Беседа стала тягостной. Мне показалось, что в рассказе мастера не все верно. Я полагал, что он несколько преувеличивает. Я не винил его за горечь от того, что нацисты взяли верх. Когда я спросил о моих старых друзьях, то получил короткий ответ:
– Все четверо работают!
– Но ведь это же прекрасно, мастер! – вырвалось у меня.
Он снова испытующе посмотрел на меня поверх очков и, убедившись, что я не смеюсь над ним, добавил:
– Да, это прекрасна. Все четверо наконец имеют работу. Однако все, что они производят, окрашивают в серый маскировочный цвет.
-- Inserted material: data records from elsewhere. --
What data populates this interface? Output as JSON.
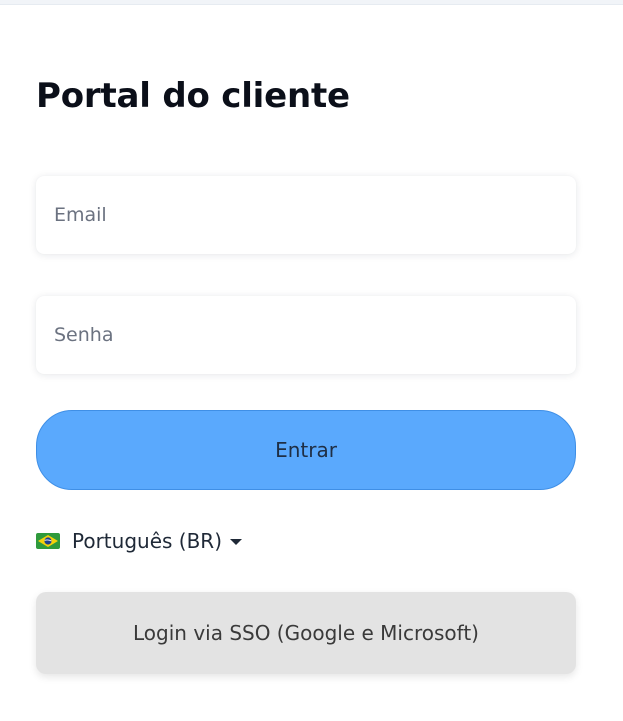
{
  "page": {
    "title": "Portal do cliente"
  },
  "form": {
    "email": {
      "placeholder": "Email",
      "value": ""
    },
    "password": {
      "placeholder": "Senha",
      "value": ""
    },
    "submit_label": "Entrar"
  },
  "language": {
    "selected": "Português (BR)",
    "flag_icon": "brazil-flag-icon"
  },
  "sso": {
    "label": "Login via SSO (Google e Microsoft)"
  },
  "colors": {
    "primary_button": "#5aa9fd",
    "sso_button": "#e3e3e3",
    "title_text": "#0b0f19"
  }
}
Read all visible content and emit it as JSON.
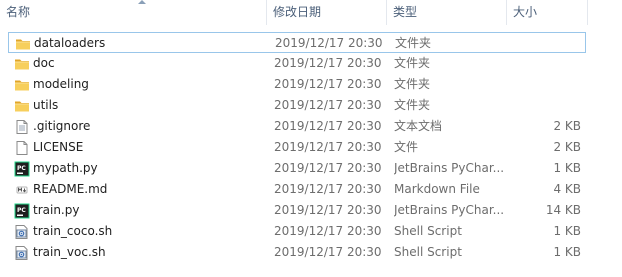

Их продукция предназначается для вас, для рейхсвера, для вооружений, для войны. Прекрасно, правда? Вот видишь, я опять дал волю языку, и, будь здесь не ты, а какой-нибудь грязный доносчик, они бы меня снова забрали и избили. Я бы уже не вернулся обратно так быстро, этим они мне и угрожали в Ораниенбурге. А теперь уходи подобру-поздорову – для тебя небезопасно так долго разговаривать с коммунистом! Того и гляди, и о тебе пойдут разные слухи.
– Вы преувеличиваете, мастер!
– Нет, мой мальчик, не преувеличиваю. Мы еще поговорим когда-нибудь. Ты вспомнишь обо мне.
– Ладно, мастер, передайте от меня привет ребятам!
Рут уже ждала меня. Комнату ее отличало гармоничное сочетание порядка, привитого воспитанием, и «художественного беспорядка»; при этом в ней не было и следа неряшливости, свойственной «берлогам» некоторых псевдохудожников, которые считают посягательством на их внутренний мир, если им советуют вытирать иногда пыль или при случае подстричь волосы. У окна стоял мольберт со всеми принадлежностями живописца. Мирок, где царила Рут, был уютным, современным и изящным без претенциозности.
В словах, которыми Рут меня встретила, звучало разочарование:
– Ну вот, я жду тебя целый час, сварила кофе, как ты любишь, купила на свои карманные деньги неплохой коньяк и радовалась встрече с тобой, а кто же ко мне пожаловал? Бог войны Марс с нелепой саблей.